İyinin ve kötünün, acının ve mutluluğun arasındaki çizgi belirsizleşmişti.
Sanki durmadan yağan kar her şeyin üstünü örtmüş(tü).
Kuru Otlar Üstüne, filmin ana karakteri Samet’in, uçsuz bucaksızmış gibi görünen köy yolunda, tek başına karlara bata çıka, çalıştığı köy okuluna doğru yürüyüşü ile başlar. Bir imge olarak perspektifin bir unsuruna dönüşen Samet’in mekanla kurduğu ilişkiyi yalıtılmışlık ve çıkışsızlık hissi üzerinden inşa eden Nuri Bilge Ceylan, bu sahnedeki kameranın objektif konumu ile filmin izleyicisini de gözlemci (observer) konumuna getirir.

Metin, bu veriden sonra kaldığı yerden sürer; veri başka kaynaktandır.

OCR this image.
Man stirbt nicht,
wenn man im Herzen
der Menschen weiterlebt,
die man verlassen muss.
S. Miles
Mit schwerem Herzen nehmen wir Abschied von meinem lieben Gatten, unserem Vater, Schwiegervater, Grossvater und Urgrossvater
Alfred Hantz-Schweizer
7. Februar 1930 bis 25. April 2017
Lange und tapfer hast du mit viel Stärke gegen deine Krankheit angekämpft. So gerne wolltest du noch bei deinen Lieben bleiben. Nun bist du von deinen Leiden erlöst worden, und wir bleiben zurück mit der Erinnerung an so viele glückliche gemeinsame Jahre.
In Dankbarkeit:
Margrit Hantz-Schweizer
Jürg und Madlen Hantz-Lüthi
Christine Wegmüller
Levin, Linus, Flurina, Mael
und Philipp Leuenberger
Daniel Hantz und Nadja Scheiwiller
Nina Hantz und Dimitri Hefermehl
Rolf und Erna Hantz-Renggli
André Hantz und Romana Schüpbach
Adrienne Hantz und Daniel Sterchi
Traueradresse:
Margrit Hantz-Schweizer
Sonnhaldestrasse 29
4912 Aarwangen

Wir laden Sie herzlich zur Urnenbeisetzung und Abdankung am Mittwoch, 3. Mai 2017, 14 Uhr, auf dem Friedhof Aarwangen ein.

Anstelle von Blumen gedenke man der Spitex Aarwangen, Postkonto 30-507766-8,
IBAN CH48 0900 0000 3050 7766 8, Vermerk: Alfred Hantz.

Yarıyıl tatilinden okulların açılışı ile köye döndüğü öğrenilen Samet’in okuldaki personel ve köylülerle (Firdevs Hoca, Kenan Hoca, Bekir Hoca, Nail Abi, Feyyaz, karakol komutanı) kurduğu gündelik yaşam ilişkileri ekrana yansırken, bu sohbetler aynı zamanda onun sistem ve toplumla kurduğu ilişki ağının gözlemlenmesine de olanak tanır. Yönetmen, bu ağın yarattığı Özne’yi tanımlarken, görünen ve işitilen kadar görünmeyen ve işitilmeyeni de anlatısına dahil eder. Nuri Bilge, fotoğrafik gerçekliğe sahip kadrajlarıyla beraber, kameranın giremediği ama zihnin ve fikrin girebildiği yerleri Deleuzecü anlamda virtüel parçalar ima etmek için kullanır. Filmde çerçeve dışında kalan imajsız imgeler (Feyyaz’ın onu camda bekleyen annesi, Samet’in gece uykusunu bölen çatışma, Nuray’ın anne babası, Kenan’ın istihbaratçı sanıldığı için öldürülen eniştesi) görünenin ötesinde bir gerçekliğin inşasına zemin hazırlar. İzleyicisinin bakış açısına göre değişen anlam örüntüleri, film karakterlerinin ruhlarının derinliklerine girilmesine izin verirken, aynı zamanda izleyicinin ruhunu da savunmasız bırakır. Zamanın göreceli oluşundan hareket eden film, izleyicinin de bu göreceli ritmi hissetmesini ve hatta bu duyguya itaat ederek kendisini ona bırakmasını salık verir. Görünür olan ve duyulur olanın sınırlarını aşan bu bakış, gerçekliği de aşarak Lacancı anlamda hakikate ulaşılmasına aracı olmaya başlar.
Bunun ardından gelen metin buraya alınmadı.